What are the drawbacks?
- The tools can provide up to 80% accuracy in predicting interactions (the accuracy comes down drastically for protein-RNA interaction predictions).
- The tools can only aid a single phase of drug development, target discovery and drug-target interaction.
- Insufficient training data causes the tool to produce incorrect or non-existent predictions.
- Unlike the previous versions of AlphaFold, DeepMind has not released the code for AlphaFold 3, restricting its independent verification, broad utilization and use for protein-small molecule interaction studies.
Aspects for India?
- Developing new AI tools for drug development requires large-scale computing infrastructure, especially ones with fast Graphics Processing Units (GPUs) to run multiple tasks with longer sequences.
- GPU chips are expensive, and with newer and faster ones being produced by hardware makers every year, they have a quick expiration date.
- India needs such large-scale computing infrastructure.
What are Deep neural networks (DNN)?
- Deep neural networks (DNN) is a class of machine learning algorithms similar to the artificial neural network and aims to mimic the information processing of the brain.
- Deep neural networks can recognize voice commands, identify voices, recognize sounds and graphics and do much more than a neural network.
What is a Graphics Processing Unit (GPU)?
- The graphics processing unit (GPU) in your device helps handle graphics-related work like graphics, effects, and videos.

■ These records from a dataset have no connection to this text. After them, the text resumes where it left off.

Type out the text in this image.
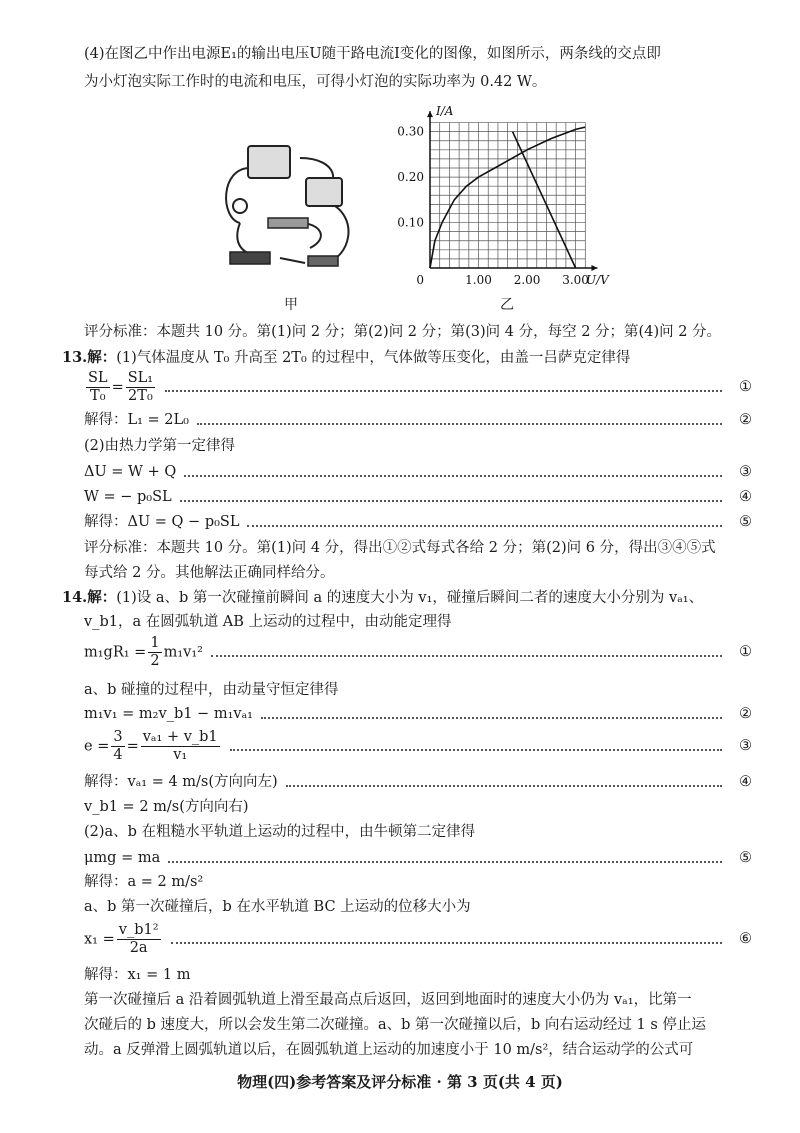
(4)在图乙中作出电源E₁的输出电压U随干路电流I变化的图像，如图所示，两条线的交点即
为小灯泡实际工作时的电流和电压，可得小灯泡的实际功率为 0.42 W。
甲
1.00 2.00 3.00
0.10
0.20
0.30
0	U/V
I/A
乙
评分标准：本题共 10 分。第(1)问 2 分；第(2)问 2 分；第(3)问 4 分，每空 2 分；第(4)问 2 分。
13.解：(1)气体温度从 T₀ 升高至 2T₀ 的过程中，气体做等压变化，由盖一吕萨克定律得
$\frac{SL}{\text{T₀}} = \frac{\text{SL₁}}{\text{2T₀}}$	①
解得：L₁ = 2L₀	②
(2)由热力学第一定律得
ΔU = W + Q	③
W = − p₀SL	④
解得：ΔU = Q − p₀SL	⑤
评分标准：本题共 10 分。第(1)问 4 分，得出①②式每式各给 2 分；第(2)问 6 分，得出③④⑤式
每式给 2 分。其他解法正确同样给分。
14.解：(1)设 a、b 第一次碰撞前瞬间 a 的速度大小为 v₁，碰撞后瞬间二者的速度大小分别为 vₐ₁、
v_b1，a 在圆弧轨道 AB 上运动的过程中，由动能定理得
$m_1gR_1 = \frac{1}{2} m_1v_1^2$	①
a、b 碰撞的过程中，由动量守恒定律得
m₁v₁ = m₂v_b1 − m₁vₐ₁	②
$e = \frac{3}{4} = \frac{\text{vₐ₁ + v\_b1}}{\text{v₁}}$	③
解得：vₐ₁ = 4 m/s(方向向左)	④
v_b1 = 2 m/s(方向向右)
(2)a、b 在粗糙水平轨道上运动的过程中，由牛顿第二定律得
μmg = ma	⑤
解得：a = 2 m/s²
a、b 第一次碰撞后，b 在水平轨道 BC 上运动的位移大小为
$x_1 = \frac{\text{v\_b1²}}{2a}$	⑥
解得：x₁ = 1 m
第一次碰撞后 a 沿着圆弧轨道上滑至最高点后返回，返回到地面时的速度大小仍为 vₐ₁，比第一
次碰后的 b 速度大，所以会发生第二次碰撞。a、b 第一次碰撞以后，b 向右运动经过 1 s 停止运
动。a 反弹滑上圆弧轨道以后，在圆弧轨道上运动的加速度小于 10 m/s²，结合运动学的公式可
物理(四)参考答案及评分标准 · 第 3 页(共 4 页)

- Integrated GPUs are built into your PC’s motherboard, allowing laptops to be thin, lightweight, and power-efficient.
About AlphaFold and RoseTTAFold:
- AlphaFold is an artificial intelligence program developed by DeepMind, a subsidiary of Alphabet, which performs predictions of protein structure. The program is designed as a deep learning system.
- RoseTTAFold is a “three-track” neural network, meaning it simultaneously considers patterns in protein sequences, how a protein’s amino acids interact with one another, and a protein’s possible three-dimensional structure.